Another issue is the ignorance of pet owners. National Veterinary Associates is one of the biggest corporate chains that purposefully refuses to rebrand the practices they acquire. The clinic retains its original name, original signage, and occasionally its original personnel. Almost no one checks the state business registries where the ownership change is recorded. As a result, corporations are, in the words of one researcher, “hiding in plain sight”—a type of transparency that only exists on paper. When a pet owner enters a clinic with a sense of community, it is difficult to determine whether the clinic’s pricing decisions are being made in the boardroom or in the exam room in Luxembourg.
There has been uneven and sluggish regulatory pressure. In order to approve one of JAB’s acquisitions in 2022, the FTC demanded that it sell off a few clinics spread across five states. In 2024, Senators Richard Blumenthal and Elizabeth Warren formally expressed concern about Mars’s market dominance. Some states, including Iowa, Minnesota, New York, and North Carolina, have laws that, in theory, forbid non-veterinarians from owning veterinary practices. However, proponents claim that these laws are being circumvented through intricate ownership arrangements that are challenging to understand and even more difficult to enforce.
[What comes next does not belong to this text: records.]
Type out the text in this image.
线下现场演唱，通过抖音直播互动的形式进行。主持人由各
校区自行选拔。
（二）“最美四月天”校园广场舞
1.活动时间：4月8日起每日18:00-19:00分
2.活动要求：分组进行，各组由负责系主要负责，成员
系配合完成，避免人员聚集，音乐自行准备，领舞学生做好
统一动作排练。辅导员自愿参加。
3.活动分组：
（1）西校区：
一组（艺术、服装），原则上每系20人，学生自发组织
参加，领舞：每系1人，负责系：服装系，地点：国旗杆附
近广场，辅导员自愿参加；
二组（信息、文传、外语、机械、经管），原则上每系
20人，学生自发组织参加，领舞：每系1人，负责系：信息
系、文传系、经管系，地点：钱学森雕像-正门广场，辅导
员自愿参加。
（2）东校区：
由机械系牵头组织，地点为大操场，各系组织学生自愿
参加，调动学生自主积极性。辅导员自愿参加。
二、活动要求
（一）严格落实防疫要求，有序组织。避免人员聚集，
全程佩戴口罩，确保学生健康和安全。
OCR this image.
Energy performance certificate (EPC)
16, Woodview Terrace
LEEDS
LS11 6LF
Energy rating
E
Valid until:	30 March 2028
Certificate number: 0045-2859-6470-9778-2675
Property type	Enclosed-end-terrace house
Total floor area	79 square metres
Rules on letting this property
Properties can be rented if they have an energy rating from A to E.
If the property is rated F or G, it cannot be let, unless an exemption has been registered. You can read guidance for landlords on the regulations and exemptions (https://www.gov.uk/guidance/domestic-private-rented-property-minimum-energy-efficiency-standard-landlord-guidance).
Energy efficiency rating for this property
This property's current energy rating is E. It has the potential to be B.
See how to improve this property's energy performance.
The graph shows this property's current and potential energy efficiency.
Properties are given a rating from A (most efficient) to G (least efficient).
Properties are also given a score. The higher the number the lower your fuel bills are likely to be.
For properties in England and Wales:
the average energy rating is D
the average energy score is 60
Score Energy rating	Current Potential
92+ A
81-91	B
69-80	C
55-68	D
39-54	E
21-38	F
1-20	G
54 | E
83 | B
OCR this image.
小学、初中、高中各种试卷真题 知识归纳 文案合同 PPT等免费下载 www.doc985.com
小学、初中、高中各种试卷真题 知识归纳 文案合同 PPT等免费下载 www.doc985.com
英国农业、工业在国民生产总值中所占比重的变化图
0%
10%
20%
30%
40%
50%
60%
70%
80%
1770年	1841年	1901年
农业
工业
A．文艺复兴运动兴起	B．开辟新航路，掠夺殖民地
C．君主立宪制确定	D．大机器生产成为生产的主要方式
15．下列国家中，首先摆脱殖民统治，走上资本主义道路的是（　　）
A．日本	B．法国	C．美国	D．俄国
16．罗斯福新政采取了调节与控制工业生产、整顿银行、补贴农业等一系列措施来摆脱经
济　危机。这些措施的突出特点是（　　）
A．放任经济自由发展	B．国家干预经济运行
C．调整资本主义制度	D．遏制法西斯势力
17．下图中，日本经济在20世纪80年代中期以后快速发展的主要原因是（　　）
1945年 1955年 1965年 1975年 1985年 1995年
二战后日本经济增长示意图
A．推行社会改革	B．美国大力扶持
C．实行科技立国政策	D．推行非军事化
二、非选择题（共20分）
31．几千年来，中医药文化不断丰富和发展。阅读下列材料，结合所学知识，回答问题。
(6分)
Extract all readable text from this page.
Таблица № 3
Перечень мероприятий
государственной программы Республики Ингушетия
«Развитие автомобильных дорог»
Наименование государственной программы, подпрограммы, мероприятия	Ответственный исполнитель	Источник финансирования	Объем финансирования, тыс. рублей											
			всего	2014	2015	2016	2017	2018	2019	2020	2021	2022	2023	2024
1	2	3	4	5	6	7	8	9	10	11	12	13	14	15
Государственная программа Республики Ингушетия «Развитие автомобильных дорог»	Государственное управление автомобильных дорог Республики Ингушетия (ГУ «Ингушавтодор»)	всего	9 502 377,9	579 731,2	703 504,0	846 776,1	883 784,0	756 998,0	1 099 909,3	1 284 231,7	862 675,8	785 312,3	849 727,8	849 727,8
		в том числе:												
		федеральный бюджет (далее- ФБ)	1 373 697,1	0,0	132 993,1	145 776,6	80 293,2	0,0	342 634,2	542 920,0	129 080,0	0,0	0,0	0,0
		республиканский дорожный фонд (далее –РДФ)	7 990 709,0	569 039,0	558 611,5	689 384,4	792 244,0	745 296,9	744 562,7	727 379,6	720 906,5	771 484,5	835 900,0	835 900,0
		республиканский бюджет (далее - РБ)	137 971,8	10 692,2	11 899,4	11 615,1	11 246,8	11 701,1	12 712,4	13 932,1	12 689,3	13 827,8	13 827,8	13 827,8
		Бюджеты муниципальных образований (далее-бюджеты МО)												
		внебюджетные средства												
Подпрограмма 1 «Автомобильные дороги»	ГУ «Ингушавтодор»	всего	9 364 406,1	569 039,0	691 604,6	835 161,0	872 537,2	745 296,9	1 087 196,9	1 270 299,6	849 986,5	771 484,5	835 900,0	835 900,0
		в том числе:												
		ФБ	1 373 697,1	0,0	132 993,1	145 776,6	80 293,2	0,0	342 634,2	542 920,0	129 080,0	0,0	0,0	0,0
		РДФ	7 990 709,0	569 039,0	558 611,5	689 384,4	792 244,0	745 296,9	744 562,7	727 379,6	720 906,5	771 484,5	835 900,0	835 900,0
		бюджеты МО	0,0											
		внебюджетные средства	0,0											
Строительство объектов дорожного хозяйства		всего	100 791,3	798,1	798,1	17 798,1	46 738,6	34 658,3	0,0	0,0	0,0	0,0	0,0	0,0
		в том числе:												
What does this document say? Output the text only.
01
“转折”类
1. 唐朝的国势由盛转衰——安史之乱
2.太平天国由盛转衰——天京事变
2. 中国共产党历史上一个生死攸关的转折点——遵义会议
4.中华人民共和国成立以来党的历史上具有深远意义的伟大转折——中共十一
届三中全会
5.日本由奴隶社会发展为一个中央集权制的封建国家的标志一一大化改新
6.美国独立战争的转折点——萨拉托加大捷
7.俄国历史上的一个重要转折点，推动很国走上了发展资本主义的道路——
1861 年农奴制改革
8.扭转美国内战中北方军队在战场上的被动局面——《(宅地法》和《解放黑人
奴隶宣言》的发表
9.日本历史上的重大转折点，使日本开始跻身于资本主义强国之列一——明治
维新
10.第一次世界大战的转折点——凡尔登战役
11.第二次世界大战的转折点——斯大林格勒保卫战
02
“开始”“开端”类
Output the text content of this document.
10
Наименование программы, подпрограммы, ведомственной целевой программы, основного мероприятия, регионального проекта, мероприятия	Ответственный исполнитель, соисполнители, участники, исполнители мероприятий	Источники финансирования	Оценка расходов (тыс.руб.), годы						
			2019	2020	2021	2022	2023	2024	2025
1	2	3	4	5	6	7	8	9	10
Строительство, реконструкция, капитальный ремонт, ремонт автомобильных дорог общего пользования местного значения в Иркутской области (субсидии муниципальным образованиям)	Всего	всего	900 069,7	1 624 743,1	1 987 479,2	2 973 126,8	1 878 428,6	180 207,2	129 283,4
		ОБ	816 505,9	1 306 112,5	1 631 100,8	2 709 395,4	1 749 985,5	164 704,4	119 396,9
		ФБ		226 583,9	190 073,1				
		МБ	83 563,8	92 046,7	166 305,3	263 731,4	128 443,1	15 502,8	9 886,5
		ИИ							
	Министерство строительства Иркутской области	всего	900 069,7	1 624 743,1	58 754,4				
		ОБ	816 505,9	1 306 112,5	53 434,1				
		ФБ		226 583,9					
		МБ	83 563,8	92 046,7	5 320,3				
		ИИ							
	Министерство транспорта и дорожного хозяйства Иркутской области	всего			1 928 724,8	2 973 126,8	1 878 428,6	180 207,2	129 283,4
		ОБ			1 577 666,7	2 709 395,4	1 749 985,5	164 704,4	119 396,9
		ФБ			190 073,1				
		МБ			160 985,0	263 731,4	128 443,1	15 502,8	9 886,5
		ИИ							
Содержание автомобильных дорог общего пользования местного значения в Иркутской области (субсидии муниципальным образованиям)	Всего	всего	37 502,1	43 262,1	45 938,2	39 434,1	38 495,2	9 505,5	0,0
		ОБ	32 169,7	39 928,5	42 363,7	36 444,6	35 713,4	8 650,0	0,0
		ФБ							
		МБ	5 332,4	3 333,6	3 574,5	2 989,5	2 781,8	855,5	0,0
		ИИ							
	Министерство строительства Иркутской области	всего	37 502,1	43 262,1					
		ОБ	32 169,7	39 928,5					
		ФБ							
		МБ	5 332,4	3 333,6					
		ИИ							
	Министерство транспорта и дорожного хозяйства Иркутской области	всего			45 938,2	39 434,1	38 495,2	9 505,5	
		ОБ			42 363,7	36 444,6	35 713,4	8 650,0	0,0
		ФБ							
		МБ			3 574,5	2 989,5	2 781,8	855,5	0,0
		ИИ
There is a sense that the veterinary sector is roughly five years behind what happened to human healthcare as a result of watching this develop over a number of years. Similar justifications—efficiency, technology, and capital—were used to justify private equity’s involvement in hospitals and nursing homes, and the results were similar: increased expenses, employee burnout, and a slow decline in the type of judgment-based care that is difficult to optimize. Whether the veterinary version of that tale has a different conclusion is still up for debate. The FTC is becoming more vigilant. Stronger oversight is being considered by some states. Additionally, a few groups led by veterinarians are trying to provide a third option that is based on professional values and local ownership rather than five-year exit timelines. This option falls somewhere between being fully independent and fully corporate. It’s genuinely unclear if they can make enough room to matter.
The direction of travel is certain. There will be more clinics acquired. Nothing replaced the emergency hospital in your metro area that was owned by Thrive prior to its closure. Thrive, which is owned by TSG Consumer and runs more than 380 hospitals, was located in Rochester, New York. Due in part to the staff’s vote to unionize, a city with over a million residents was left without a 24-hour emergency veterinary option. According to the company, there is a staffing shortage. That wasn’t totally believed by the local county legislator who had been bringing her dogs to the clinic for years. She might have been mistaken. Closures like that one might be an inevitable part of the model rather than an anomaly due to the incentives at play in private equity-owned veterinary care.